Xbox moderation team turns to AI for help filtering a flood of user content

Artist interpretation of the creatures talking about your mom on Xbox Live last night.

Artist interpretation of the creatures talking about your mom on Xbox Live last night. (credit: Aurich Lawson / Thinkstock)

Anyone who's worked in community moderation knows that finding and removing bad content becomes exponentially tougher as a communications platform reaches into the millions of daily users.
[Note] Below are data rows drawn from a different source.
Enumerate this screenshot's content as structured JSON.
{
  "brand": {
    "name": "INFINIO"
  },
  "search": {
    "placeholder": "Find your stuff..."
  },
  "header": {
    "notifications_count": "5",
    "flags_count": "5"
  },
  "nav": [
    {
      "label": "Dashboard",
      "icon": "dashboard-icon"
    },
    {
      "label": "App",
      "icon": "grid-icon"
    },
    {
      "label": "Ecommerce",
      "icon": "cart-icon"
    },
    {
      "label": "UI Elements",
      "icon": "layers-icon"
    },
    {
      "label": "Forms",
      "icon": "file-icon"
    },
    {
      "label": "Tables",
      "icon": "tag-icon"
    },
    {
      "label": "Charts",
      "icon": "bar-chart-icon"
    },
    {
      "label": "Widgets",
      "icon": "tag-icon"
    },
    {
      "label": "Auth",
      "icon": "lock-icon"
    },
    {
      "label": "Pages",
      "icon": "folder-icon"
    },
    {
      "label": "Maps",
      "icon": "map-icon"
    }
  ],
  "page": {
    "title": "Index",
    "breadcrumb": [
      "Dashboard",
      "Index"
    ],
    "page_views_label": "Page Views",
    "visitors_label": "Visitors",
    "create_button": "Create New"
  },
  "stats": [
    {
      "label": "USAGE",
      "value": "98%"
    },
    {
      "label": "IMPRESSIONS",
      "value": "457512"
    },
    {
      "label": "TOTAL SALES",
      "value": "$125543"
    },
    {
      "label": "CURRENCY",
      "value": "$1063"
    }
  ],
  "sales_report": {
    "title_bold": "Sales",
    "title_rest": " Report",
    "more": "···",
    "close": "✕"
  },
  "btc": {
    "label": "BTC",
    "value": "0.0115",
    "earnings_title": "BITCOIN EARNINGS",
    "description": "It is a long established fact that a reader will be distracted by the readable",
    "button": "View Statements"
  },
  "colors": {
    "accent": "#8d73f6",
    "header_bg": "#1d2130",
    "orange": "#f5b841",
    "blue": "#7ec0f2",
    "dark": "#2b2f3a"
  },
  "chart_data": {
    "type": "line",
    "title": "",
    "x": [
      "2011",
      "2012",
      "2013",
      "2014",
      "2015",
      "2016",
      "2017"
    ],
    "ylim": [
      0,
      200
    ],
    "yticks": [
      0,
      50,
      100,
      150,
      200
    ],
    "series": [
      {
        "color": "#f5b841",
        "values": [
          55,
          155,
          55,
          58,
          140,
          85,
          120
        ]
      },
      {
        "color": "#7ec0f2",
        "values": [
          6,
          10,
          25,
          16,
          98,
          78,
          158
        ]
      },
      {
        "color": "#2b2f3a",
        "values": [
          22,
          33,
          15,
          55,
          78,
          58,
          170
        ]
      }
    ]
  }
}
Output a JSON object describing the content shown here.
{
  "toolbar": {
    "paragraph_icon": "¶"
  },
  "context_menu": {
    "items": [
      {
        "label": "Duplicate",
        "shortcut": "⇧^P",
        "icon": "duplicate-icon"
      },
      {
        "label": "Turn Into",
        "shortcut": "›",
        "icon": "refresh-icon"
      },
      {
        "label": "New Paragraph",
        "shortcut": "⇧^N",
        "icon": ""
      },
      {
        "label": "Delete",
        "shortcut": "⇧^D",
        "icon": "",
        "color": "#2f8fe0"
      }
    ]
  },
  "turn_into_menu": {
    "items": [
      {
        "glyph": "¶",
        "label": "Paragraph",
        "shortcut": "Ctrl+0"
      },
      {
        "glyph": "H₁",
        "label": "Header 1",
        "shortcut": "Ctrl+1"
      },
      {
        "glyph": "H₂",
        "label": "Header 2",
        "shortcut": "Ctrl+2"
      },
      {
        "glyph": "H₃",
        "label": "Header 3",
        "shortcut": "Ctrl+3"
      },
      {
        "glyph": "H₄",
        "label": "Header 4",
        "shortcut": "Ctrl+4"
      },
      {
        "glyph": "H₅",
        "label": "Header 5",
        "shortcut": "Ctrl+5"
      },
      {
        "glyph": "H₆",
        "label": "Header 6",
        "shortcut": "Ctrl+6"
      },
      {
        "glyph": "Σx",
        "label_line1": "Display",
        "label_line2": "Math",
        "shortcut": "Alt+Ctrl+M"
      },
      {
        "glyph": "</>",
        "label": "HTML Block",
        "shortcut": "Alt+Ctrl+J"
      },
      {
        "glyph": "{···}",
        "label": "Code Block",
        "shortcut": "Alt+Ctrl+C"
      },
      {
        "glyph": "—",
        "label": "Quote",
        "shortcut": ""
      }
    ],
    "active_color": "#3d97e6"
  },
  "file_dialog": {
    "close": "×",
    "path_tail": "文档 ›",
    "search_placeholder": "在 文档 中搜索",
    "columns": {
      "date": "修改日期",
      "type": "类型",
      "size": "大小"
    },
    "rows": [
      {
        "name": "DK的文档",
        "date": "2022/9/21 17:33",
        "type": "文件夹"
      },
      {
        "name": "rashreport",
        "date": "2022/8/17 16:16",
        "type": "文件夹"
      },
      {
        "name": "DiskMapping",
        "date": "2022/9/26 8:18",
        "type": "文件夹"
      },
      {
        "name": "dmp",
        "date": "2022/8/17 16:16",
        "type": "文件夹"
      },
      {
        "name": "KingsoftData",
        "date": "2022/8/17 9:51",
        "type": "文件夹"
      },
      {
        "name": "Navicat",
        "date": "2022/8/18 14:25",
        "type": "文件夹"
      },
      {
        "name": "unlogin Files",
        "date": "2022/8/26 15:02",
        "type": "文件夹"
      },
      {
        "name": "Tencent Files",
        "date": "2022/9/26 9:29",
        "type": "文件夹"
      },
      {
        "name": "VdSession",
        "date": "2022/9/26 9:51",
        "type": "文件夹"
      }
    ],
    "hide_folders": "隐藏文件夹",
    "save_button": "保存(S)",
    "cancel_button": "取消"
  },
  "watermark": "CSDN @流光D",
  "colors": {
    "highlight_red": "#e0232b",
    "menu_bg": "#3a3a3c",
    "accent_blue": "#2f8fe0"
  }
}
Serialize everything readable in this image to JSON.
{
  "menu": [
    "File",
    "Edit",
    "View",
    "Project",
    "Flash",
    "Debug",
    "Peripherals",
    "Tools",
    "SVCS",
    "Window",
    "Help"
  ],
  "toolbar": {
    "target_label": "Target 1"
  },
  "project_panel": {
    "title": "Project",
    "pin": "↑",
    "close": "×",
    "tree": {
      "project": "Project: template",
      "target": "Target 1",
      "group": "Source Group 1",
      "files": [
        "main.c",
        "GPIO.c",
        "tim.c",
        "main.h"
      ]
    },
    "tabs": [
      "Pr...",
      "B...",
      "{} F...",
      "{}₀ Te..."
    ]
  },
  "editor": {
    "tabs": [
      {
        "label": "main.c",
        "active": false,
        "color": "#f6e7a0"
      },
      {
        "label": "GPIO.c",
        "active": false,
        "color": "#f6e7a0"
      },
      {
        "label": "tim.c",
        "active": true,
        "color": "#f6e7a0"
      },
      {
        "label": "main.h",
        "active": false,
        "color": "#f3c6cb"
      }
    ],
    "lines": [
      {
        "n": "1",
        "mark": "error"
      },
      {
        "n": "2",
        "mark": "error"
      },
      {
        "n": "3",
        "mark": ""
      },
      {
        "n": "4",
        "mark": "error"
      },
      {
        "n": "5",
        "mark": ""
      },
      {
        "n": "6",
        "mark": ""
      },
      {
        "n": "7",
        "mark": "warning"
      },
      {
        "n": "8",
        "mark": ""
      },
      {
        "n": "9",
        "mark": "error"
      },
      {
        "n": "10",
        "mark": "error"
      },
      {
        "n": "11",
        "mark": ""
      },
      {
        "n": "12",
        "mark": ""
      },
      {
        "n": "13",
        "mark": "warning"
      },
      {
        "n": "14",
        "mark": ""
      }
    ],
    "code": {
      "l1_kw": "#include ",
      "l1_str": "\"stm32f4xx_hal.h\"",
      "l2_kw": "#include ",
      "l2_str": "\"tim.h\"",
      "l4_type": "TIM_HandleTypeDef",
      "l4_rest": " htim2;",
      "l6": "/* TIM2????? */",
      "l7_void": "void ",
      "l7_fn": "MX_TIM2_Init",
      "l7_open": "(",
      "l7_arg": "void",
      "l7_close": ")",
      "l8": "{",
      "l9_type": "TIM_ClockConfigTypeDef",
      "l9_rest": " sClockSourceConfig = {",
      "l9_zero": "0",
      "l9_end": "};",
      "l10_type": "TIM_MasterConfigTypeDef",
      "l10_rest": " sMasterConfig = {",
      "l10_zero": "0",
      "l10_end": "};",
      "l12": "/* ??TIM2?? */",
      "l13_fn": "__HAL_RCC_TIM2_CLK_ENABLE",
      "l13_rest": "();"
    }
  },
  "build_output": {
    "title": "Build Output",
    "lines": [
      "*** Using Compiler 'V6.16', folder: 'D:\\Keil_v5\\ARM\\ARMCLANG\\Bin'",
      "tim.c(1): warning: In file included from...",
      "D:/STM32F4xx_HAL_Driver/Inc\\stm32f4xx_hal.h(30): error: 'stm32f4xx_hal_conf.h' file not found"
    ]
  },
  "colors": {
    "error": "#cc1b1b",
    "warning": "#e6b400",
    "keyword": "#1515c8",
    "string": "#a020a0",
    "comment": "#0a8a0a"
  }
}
To help with that problem, Microsoft says it's turning to AI tools to help "accelerate" its Xbox moderation efforts, letting these systems automatically flag content for human review without needing a player report.

Microsoft's latest Xbox transparency report—the company's third public look at enforcement of its community standards enforcement—is the first to include a section on "advancing content moderation and platform safety with AI." And that report specifically calls out two tools that the company says "enable us to achieve greater scale, elevate the capabilities of our human moderators, and reduce exposure to sensitive content."

Microsoft says many of its Xbox safety systems are now powered by Community Sift, a moderation tool created by Microsoft subsidiary TwoHat. Among the "billions of human interactions" the Community Sift system has filtered this year are "over 36 million" Xbox player reports in 22 languages, according to the Microsoft report. The Community Sift system evaluates those player reports to see which ones need further attention from a human moderator.